For years, minor league baseball operated under a different rule set than the major leagues. Players had no protections, no representation, and pay that bordered on indentured servitude. Add in little incentive to help with housing, nutrition, and travel accommodations that hadn’t changed since the 1950’s and it’s no wonder so many players had such a difficult time. Adding these kind of life issues to a high-failure development environment never made sense and many teams saw “can’t miss prospects” do just that, time and again.
2023 will be different, after the sea-change of union representation and a commitment to more fair pay. However, many teams are already looking for ways to reduce costs and are going to do it the way businesses have been doing it for decades - outsourcing. With MLB teams expected to spend an additional $4m, per ESPN, any way to cut those costs will be investigated.
If players are paid by the hour - something many believe could be negotiated in the first MiLB collective bargaining agreement - then reducing those hours is an easy way. Game time can’t be controlled and travel is mandatory, but things like medical rehab, pre-game/in-season workouts, extra work, and virtually anything outside the game itself, could be outsourced.
Many players are already heading this direction, with even minor leaguers scraping together money to work out with Driveline or Cressey in the off-season. Paid more fairly, it’s more likely that they can buy the best training, but for teams, it’s offloading some of the cost as well. Look for some teams to come up with volume discounts to appear the good guys.
On the other side of that, teams might become reluctant to have more coaching and development staff. Medical staffs and support staffs are already bare bones, so there’s little fat to cut off the bone there anyway. Where there might be changes is in the rehab work. Again, pushing that to a physical therapy clinic would keep players from punching the clock and adding to their hours. (There’s some technical rules here that could affect this, including a case involving Apple stores that’s currently under appeal.)
All this could be wiped out by a negotiated salary, but remember that the issue that led to all this was the “hours and wages” lawsuit that was settled. The voluntary recognition of the MiLB players came shortly after this. If the CBA doesn’t come, the existing rules stay in place.
According to labor expert (and friend of UTK) Eugene Freedman, “it is an unfair labor practice for the employer to change the status quo work and pay rules during bargaining without the agreement of the union. The unilateral grant of a new benefit or a pay raise is bad faith bargaining no different than a pay cut or termination of an existing benefit, because they both undermine the union’s role in negotiating pay, benefits, and working conditions with the employer. That said, the existing rules now include the settlement in the Senne case, so throughout spring training and complex leagues MiLB players will be paid in accordance with state wage and hour laws in Arizona and Florida.”

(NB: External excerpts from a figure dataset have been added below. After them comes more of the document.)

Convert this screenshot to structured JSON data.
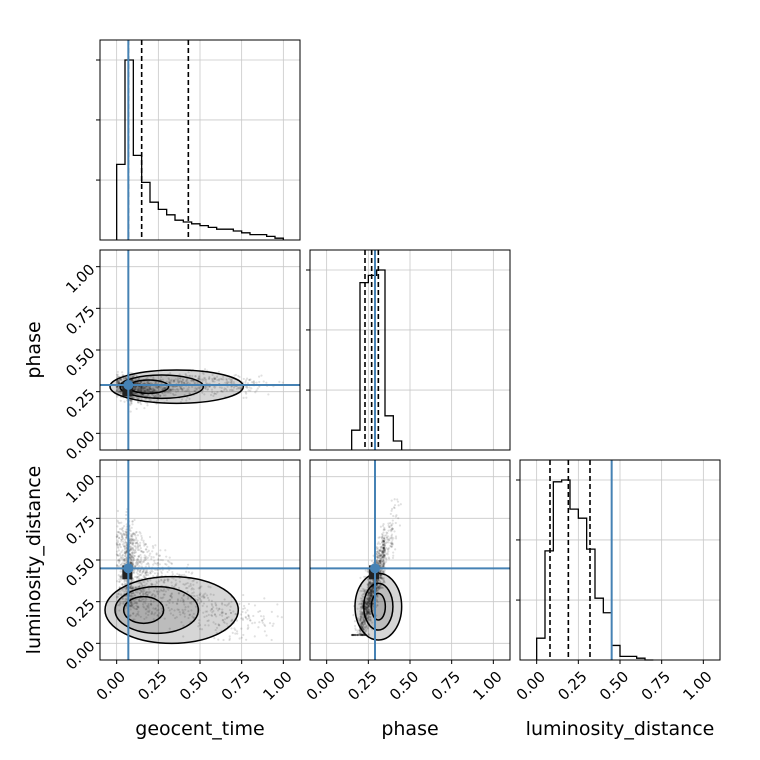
{
  "chart_data": {
    "type": "corner",
    "parameters": [
      "geocent_time",
      "phase",
      "luminosity_distance"
    ],
    "axis_range": [
      -0.1,
      1.1
    ],
    "tick_labels": [
      "0.00",
      "0.25",
      "0.50",
      "0.75",
      "1.00"
    ],
    "tick_values": [
      0,
      0.25,
      0.5,
      0.75,
      1.0
    ],
    "truths": {
      "geocent_time": 0.07,
      "phase": 0.29,
      "luminosity_distance": 0.45
    },
    "truth_color": "#4682b4",
    "quantiles": {
      "geocent_time": [
        0.07,
        0.15,
        0.43
      ],
      "phase": [
        0.23,
        0.27,
        0.31
      ],
      "luminosity_distance": [
        0.08,
        0.19,
        0.32
      ]
    },
    "histograms": {
      "geocent_time": {
        "bin_edges": [
          0.0,
          0.05,
          0.1,
          0.15,
          0.2,
          0.25,
          0.3,
          0.35,
          0.4,
          0.45,
          0.5,
          0.55,
          0.6,
          0.65,
          0.7,
          0.75,
          0.8,
          0.85,
          0.9,
          0.95,
          1.0
        ],
        "counts": [
          0.42,
          1.0,
          0.47,
          0.32,
          0.21,
          0.17,
          0.14,
          0.11,
          0.1,
          0.09,
          0.08,
          0.07,
          0.06,
          0.06,
          0.05,
          0.04,
          0.03,
          0.03,
          0.02,
          0.01
        ]
      },
      "phase": {
        "bin_edges": [
          0.15,
          0.2,
          0.25,
          0.3,
          0.35,
          0.4,
          0.45
        ],
        "counts": [
          0.11,
          0.93,
          0.97,
          1.0,
          0.19,
          0.05
        ]
      },
      "luminosity_distance": {
        "bin_edges": [
          0.0,
          0.05,
          0.1,
          0.15,
          0.2,
          0.25,
          0.3,
          0.35,
          0.4,
          0.45,
          0.5,
          0.55,
          0.6,
          0.65,
          0.7
        ],
        "counts": [
          0.12,
          0.6,
          0.98,
          0.99,
          0.83,
          0.78,
          0.61,
          0.34,
          0.26,
          0.08,
          0.02,
          0.02,
          0.01,
          0.0
        ]
      }
    },
    "grid": true
  }
}
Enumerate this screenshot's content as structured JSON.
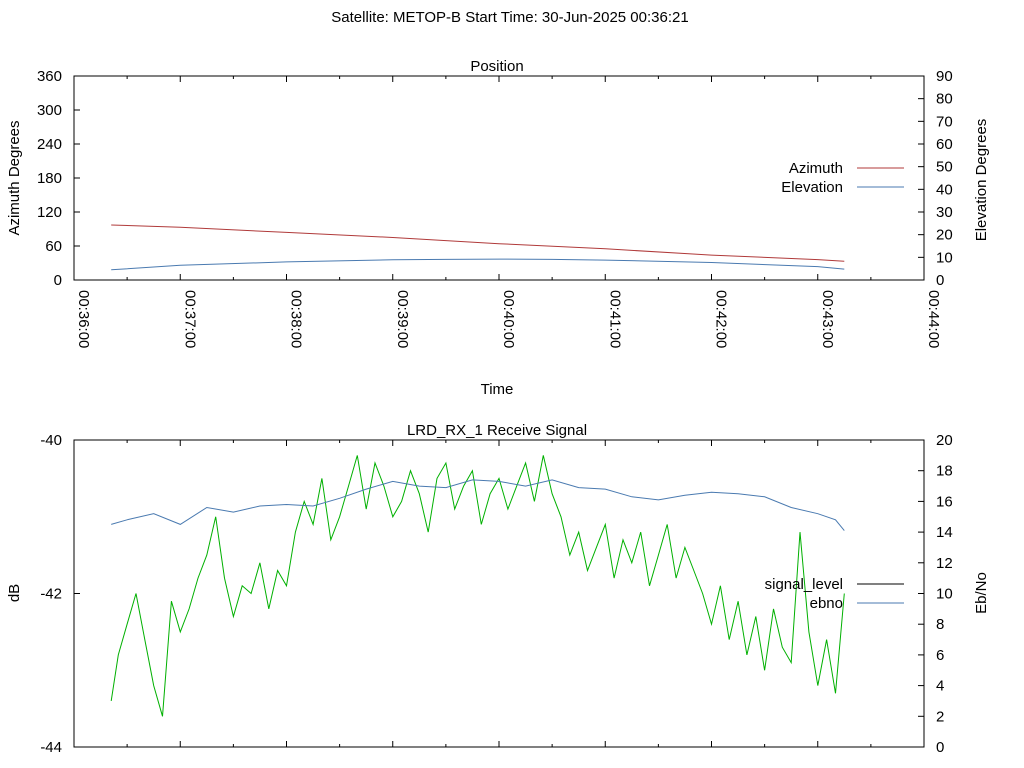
{
  "figure": {
    "title": "Satellite: METOP-B    Start Time: 30-Jun-2025 00:36:21"
  },
  "colors": {
    "azimuth": "#b03a3a",
    "elevation": "#4a7ab0",
    "signal_level": "#00b000",
    "signal_level_legend": "#000000",
    "ebno": "#4a7ab0",
    "background": "#ffffff"
  },
  "chart_data": [
    {
      "type": "line",
      "title": "Position",
      "xlabel": "Time",
      "ylabel": "Azimuth Degrees",
      "y2label": "Elevation Degrees",
      "x_ticks": [
        "00:36:00",
        "00:37:00",
        "00:38:00",
        "00:39:00",
        "00:40:00",
        "00:41:00",
        "00:42:00",
        "00:43:00",
        "00:44:00"
      ],
      "xlim": [
        "00:36:00",
        "00:44:00"
      ],
      "ylim": [
        0,
        360
      ],
      "y_ticks": [
        0,
        60,
        120,
        180,
        240,
        300,
        360
      ],
      "y2lim": [
        0,
        90
      ],
      "y2_ticks": [
        0,
        10,
        20,
        30,
        40,
        50,
        60,
        70,
        80,
        90
      ],
      "legend": "right",
      "grid": false,
      "series": [
        {
          "name": "Azimuth",
          "axis": "y",
          "x": [
            "00:36:21",
            "00:37:00",
            "00:38:00",
            "00:39:00",
            "00:40:00",
            "00:41:00",
            "00:42:00",
            "00:43:00",
            "00:43:15"
          ],
          "y": [
            97,
            93,
            84,
            75,
            64,
            55,
            44,
            36,
            33
          ]
        },
        {
          "name": "Elevation",
          "axis": "y2",
          "x": [
            "00:36:21",
            "00:37:00",
            "00:38:00",
            "00:39:00",
            "00:39:30",
            "00:40:00",
            "00:40:30",
            "00:41:00",
            "00:42:00",
            "00:43:00",
            "00:43:15"
          ],
          "y": [
            4.5,
            6.5,
            8.0,
            8.9,
            9.1,
            9.2,
            9.1,
            8.8,
            7.7,
            5.9,
            4.8
          ]
        }
      ]
    },
    {
      "type": "line",
      "title": "LRD_RX_1 Receive Signal",
      "xlabel": "",
      "ylabel": "dB",
      "y2label": "Eb/No",
      "x_ticks": [
        "00:36:00",
        "00:37:00",
        "00:38:00",
        "00:39:00",
        "00:40:00",
        "00:41:00",
        "00:42:00",
        "00:43:00",
        "00:44:00"
      ],
      "xlim": [
        "00:36:00",
        "00:44:00"
      ],
      "ylim": [
        -44,
        -40
      ],
      "y_ticks": [
        -44,
        -42,
        -40
      ],
      "y2lim": [
        0,
        20
      ],
      "y2_ticks": [
        0,
        2,
        4,
        6,
        8,
        10,
        12,
        14,
        16,
        18,
        20
      ],
      "legend": "right",
      "grid": false,
      "series": [
        {
          "name": "signal_level",
          "axis": "y",
          "x": [
            "00:36:21",
            "00:36:25",
            "00:36:30",
            "00:36:35",
            "00:36:40",
            "00:36:45",
            "00:36:50",
            "00:36:55",
            "00:37:00",
            "00:37:05",
            "00:37:10",
            "00:37:15",
            "00:37:20",
            "00:37:25",
            "00:37:30",
            "00:37:35",
            "00:37:40",
            "00:37:45",
            "00:37:50",
            "00:37:55",
            "00:38:00",
            "00:38:05",
            "00:38:10",
            "00:38:15",
            "00:38:20",
            "00:38:25",
            "00:38:30",
            "00:38:35",
            "00:38:40",
            "00:38:45",
            "00:38:50",
            "00:38:55",
            "00:39:00",
            "00:39:05",
            "00:39:10",
            "00:39:15",
            "00:39:20",
            "00:39:25",
            "00:39:30",
            "00:39:35",
            "00:39:40",
            "00:39:45",
            "00:39:50",
            "00:39:55",
            "00:40:00",
            "00:40:05",
            "00:40:10",
            "00:40:15",
            "00:40:20",
            "00:40:25",
            "00:40:30",
            "00:40:35",
            "00:40:40",
            "00:40:45",
            "00:40:50",
            "00:40:55",
            "00:41:00",
            "00:41:05",
            "00:41:10",
            "00:41:15",
            "00:41:20",
            "00:41:25",
            "00:41:30",
            "00:41:35",
            "00:41:40",
            "00:41:45",
            "00:41:50",
            "00:41:55",
            "00:42:00",
            "00:42:05",
            "00:42:10",
            "00:42:15",
            "00:42:20",
            "00:42:25",
            "00:42:30",
            "00:42:35",
            "00:42:40",
            "00:42:45",
            "00:42:50",
            "00:42:55",
            "00:43:00",
            "00:43:05",
            "00:43:10",
            "00:43:15"
          ],
          "y": [
            -43.4,
            -42.8,
            -42.4,
            -42.0,
            -42.6,
            -43.2,
            -43.6,
            -42.1,
            -42.5,
            -42.2,
            -41.8,
            -41.5,
            -41.0,
            -41.8,
            -42.3,
            -41.9,
            -42.0,
            -41.6,
            -42.2,
            -41.7,
            -41.9,
            -41.2,
            -40.8,
            -41.1,
            -40.5,
            -41.3,
            -41.0,
            -40.6,
            -40.2,
            -40.9,
            -40.3,
            -40.6,
            -41.0,
            -40.8,
            -40.4,
            -40.7,
            -41.2,
            -40.5,
            -40.3,
            -40.9,
            -40.6,
            -40.4,
            -41.1,
            -40.7,
            -40.5,
            -40.9,
            -40.6,
            -40.3,
            -40.8,
            -40.2,
            -40.7,
            -41.0,
            -41.5,
            -41.2,
            -41.7,
            -41.4,
            -41.1,
            -41.8,
            -41.3,
            -41.6,
            -41.2,
            -41.9,
            -41.5,
            -41.1,
            -41.8,
            -41.4,
            -41.7,
            -42.0,
            -42.4,
            -41.9,
            -42.6,
            -42.1,
            -42.8,
            -42.3,
            -43.0,
            -42.2,
            -42.7,
            -42.9,
            -41.2,
            -42.5,
            -43.2,
            -42.6,
            -43.3,
            -42.0
          ],
          "legend_color": "#000000"
        },
        {
          "name": "ebno",
          "axis": "y2",
          "x": [
            "00:36:21",
            "00:36:30",
            "00:36:45",
            "00:37:00",
            "00:37:15",
            "00:37:30",
            "00:37:45",
            "00:38:00",
            "00:38:15",
            "00:38:30",
            "00:38:45",
            "00:39:00",
            "00:39:15",
            "00:39:30",
            "00:39:45",
            "00:40:00",
            "00:40:15",
            "00:40:30",
            "00:40:45",
            "00:41:00",
            "00:41:15",
            "00:41:30",
            "00:41:45",
            "00:42:00",
            "00:42:15",
            "00:42:30",
            "00:42:45",
            "00:43:00",
            "00:43:10",
            "00:43:15"
          ],
          "y": [
            14.5,
            14.8,
            15.2,
            14.5,
            15.6,
            15.3,
            15.7,
            15.8,
            15.7,
            16.2,
            16.8,
            17.3,
            17.0,
            16.9,
            17.4,
            17.3,
            17.0,
            17.4,
            16.9,
            16.8,
            16.3,
            16.1,
            16.4,
            16.6,
            16.5,
            16.3,
            15.6,
            15.2,
            14.8,
            14.1
          ]
        }
      ]
    }
  ]
}
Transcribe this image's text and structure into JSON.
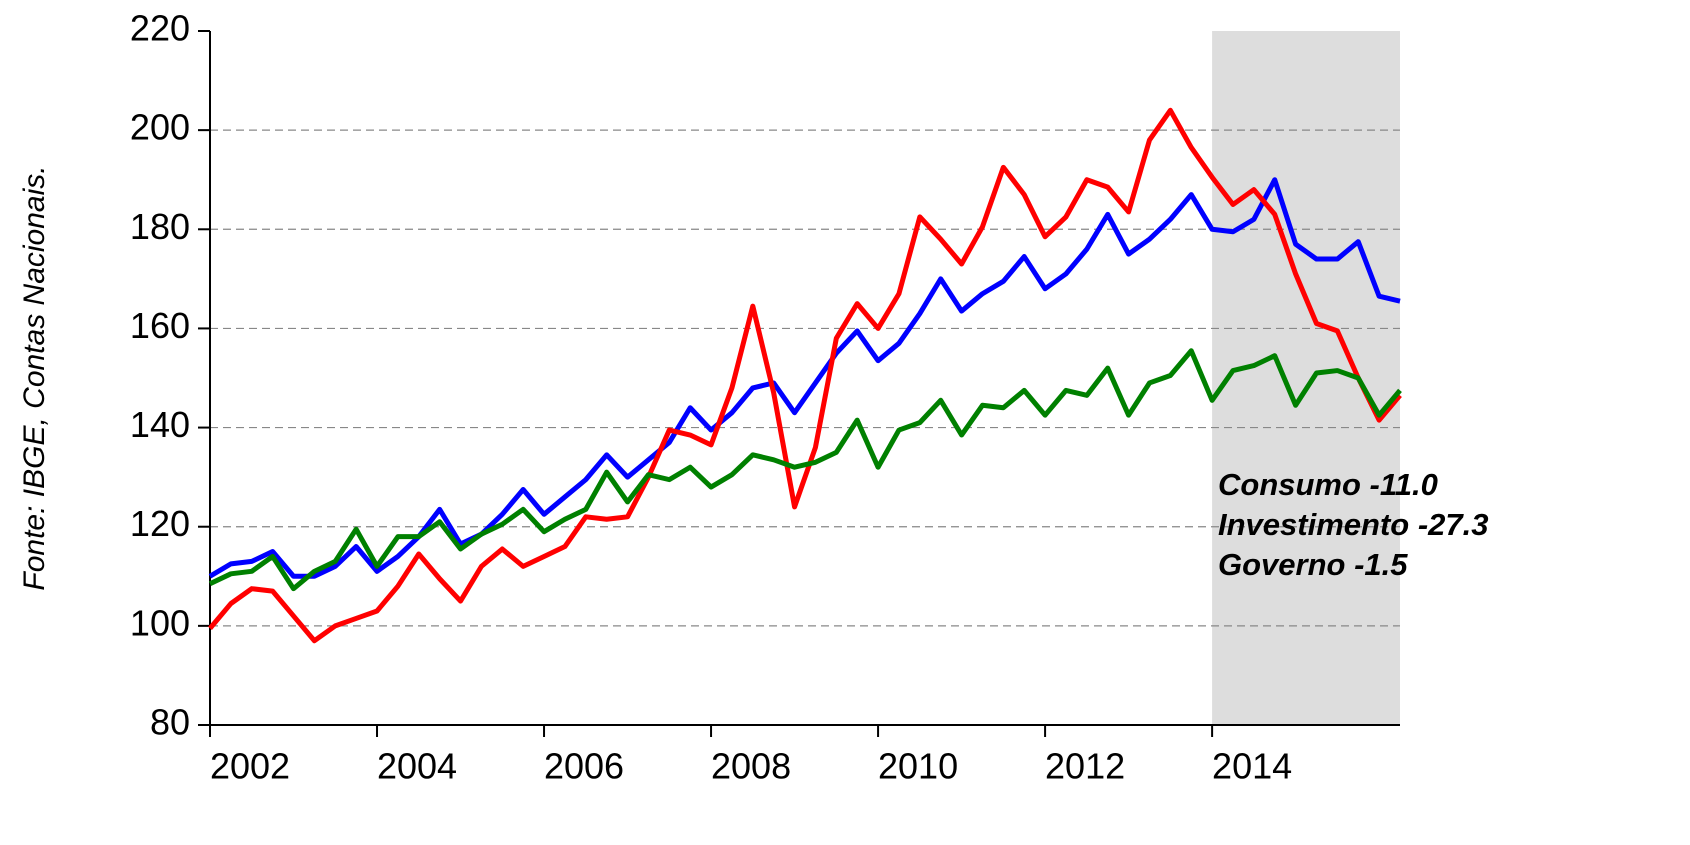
{
  "chart_data": {
    "type": "line",
    "ylabel": "Fonte: IBGE, Contas Nacionais.",
    "annotations": [
      "Consumo -11.0",
      "Investimento -27.3",
      "Governo -1.5"
    ],
    "x": [
      2002,
      2002.25,
      2002.5,
      2002.75,
      2003,
      2003.25,
      2003.5,
      2003.75,
      2004,
      2004.25,
      2004.5,
      2004.75,
      2005,
      2005.25,
      2005.5,
      2005.75,
      2006,
      2006.25,
      2006.5,
      2006.75,
      2007,
      2007.25,
      2007.5,
      2007.75,
      2008,
      2008.25,
      2008.5,
      2008.75,
      2009,
      2009.25,
      2009.5,
      2009.75,
      2010,
      2010.25,
      2010.5,
      2010.75,
      2011,
      2011.25,
      2011.5,
      2011.75,
      2012,
      2012.25,
      2012.5,
      2012.75,
      2013,
      2013.25,
      2013.5,
      2013.75,
      2014,
      2014.25,
      2014.5,
      2014.75,
      2015,
      2015.25,
      2015.5,
      2015.75,
      2016,
      2016.25
    ],
    "series": [
      {
        "color": "#0000ff",
        "values": [
          110,
          112.5,
          113,
          115,
          110,
          110,
          112,
          116,
          111,
          114,
          118,
          123.5,
          116.5,
          118.5,
          122.5,
          127.5,
          122.5,
          126,
          129.5,
          134.5,
          130,
          133.5,
          137,
          144,
          139.5,
          143,
          148,
          149,
          143,
          149,
          155,
          159.5,
          153.5,
          157,
          163,
          170,
          163.5,
          167,
          169.5,
          174.5,
          168,
          171,
          176,
          183,
          175,
          178,
          182,
          187,
          180,
          179.5,
          182,
          190,
          177,
          174,
          174,
          177.5,
          166.5,
          165.5
        ]
      },
      {
        "color": "#ff0000",
        "values": [
          99.5,
          104.5,
          107.5,
          107,
          102,
          97,
          100,
          101.5,
          103,
          108,
          114.5,
          109.5,
          105,
          112,
          115.5,
          112,
          114,
          116,
          122,
          121.5,
          122,
          130,
          139.5,
          138.5,
          136.5,
          148,
          164.5,
          147,
          124,
          136,
          158,
          165,
          160,
          167,
          182.5,
          178,
          173,
          180.5,
          192.5,
          187,
          178.5,
          182.5,
          190,
          188.5,
          183.5,
          198,
          204,
          196.5,
          190.5,
          185,
          188,
          183,
          171,
          161,
          159.5,
          150,
          141.5,
          146.5
        ]
      },
      {
        "color": "#008000",
        "values": [
          108.5,
          110.5,
          111,
          114,
          107.5,
          111,
          113,
          119.5,
          112,
          118,
          118,
          121,
          115.5,
          118.5,
          120.5,
          123.5,
          119,
          121.5,
          123.5,
          131,
          125,
          130.5,
          129.5,
          132,
          128,
          130.5,
          134.5,
          133.5,
          132,
          133,
          135,
          141.5,
          132,
          139.5,
          141,
          145.5,
          138.5,
          144.5,
          144,
          147.5,
          142.5,
          147.5,
          146.5,
          152,
          142.5,
          149,
          150.5,
          155.5,
          145.5,
          151.5,
          152.5,
          154.5,
          144.5,
          151,
          151.5,
          150,
          142.5,
          147.5
        ]
      }
    ],
    "xlim": [
      2002,
      2016.25
    ],
    "xticks": [
      2002,
      2004,
      2006,
      2008,
      2010,
      2012,
      2014
    ],
    "ylim": [
      80,
      220
    ],
    "yticks": [
      80,
      100,
      120,
      140,
      160,
      180,
      200,
      220
    ],
    "grid": true,
    "shaded_region": [
      2014,
      2016.25
    ],
    "shade_color": "#dddddd"
  }
}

Another complicating factor is that there are minor league teams in almost every state and unless there’s a CBA agreed to, the rules could be different in every state until there is one. Things as simple as the definition of work and the minimum wage are vastly different from state to state. A pitcher in the Yankees organization might get less money if he’s promoted from Somerset ($14.25/hr in Massachusetts) to Scranton ($7.25/hr)!
MLB owners are notoriously cheap, Steve Cohen aside. If outsourcing as much as possible at the minor league levels seems pennywise and pound foolish, well, that’s pretty standard as well. Don’t expect big post-game spreads, long team meetings, or any real extras, not that the minors had a lot of extras in most cases. Travel could be scheduled outside of work hours and not payable in some cases, though again, this is likely to be addressed in the CBA.
Where this could be worst is at the complex. One MLB development staffer told me that in planning for the upcoming season, they’ve been told to limit hours and even limit access for the players that need it most, those early-career and post-draftees. If bullpens and batting cages are forced out of the complex and into a nearby baseball facility, you can imagine how quickly Phoenix is going to be overrun with industrial space facilities with lane after lane for pitching and batting.
Worse, the increase in data will be complexified by this. An athlete that does a pen off-site and has his Rapsodo data couldn’t share that with the team. Things done “off the clock” couldn’t be pulled back in by the team’s coaches without risking it being deemed “on the clock.” The solution is to use a third-party data aggregator, especially one that could contextualize the data. (Have I talked about Northstarr lately? Call me, owners.)
There’s always unintended consequences of any move, but I doubt many thought that a minor league CBA might push baseball to hasten the outsourcing that’s been happening over the last decade. Better, more personalized training could be good, but the lack of development time and guidance could be bad. We simply won’t know for decades to come and the consequences could be a lot more can’t-misses missing in the meantime.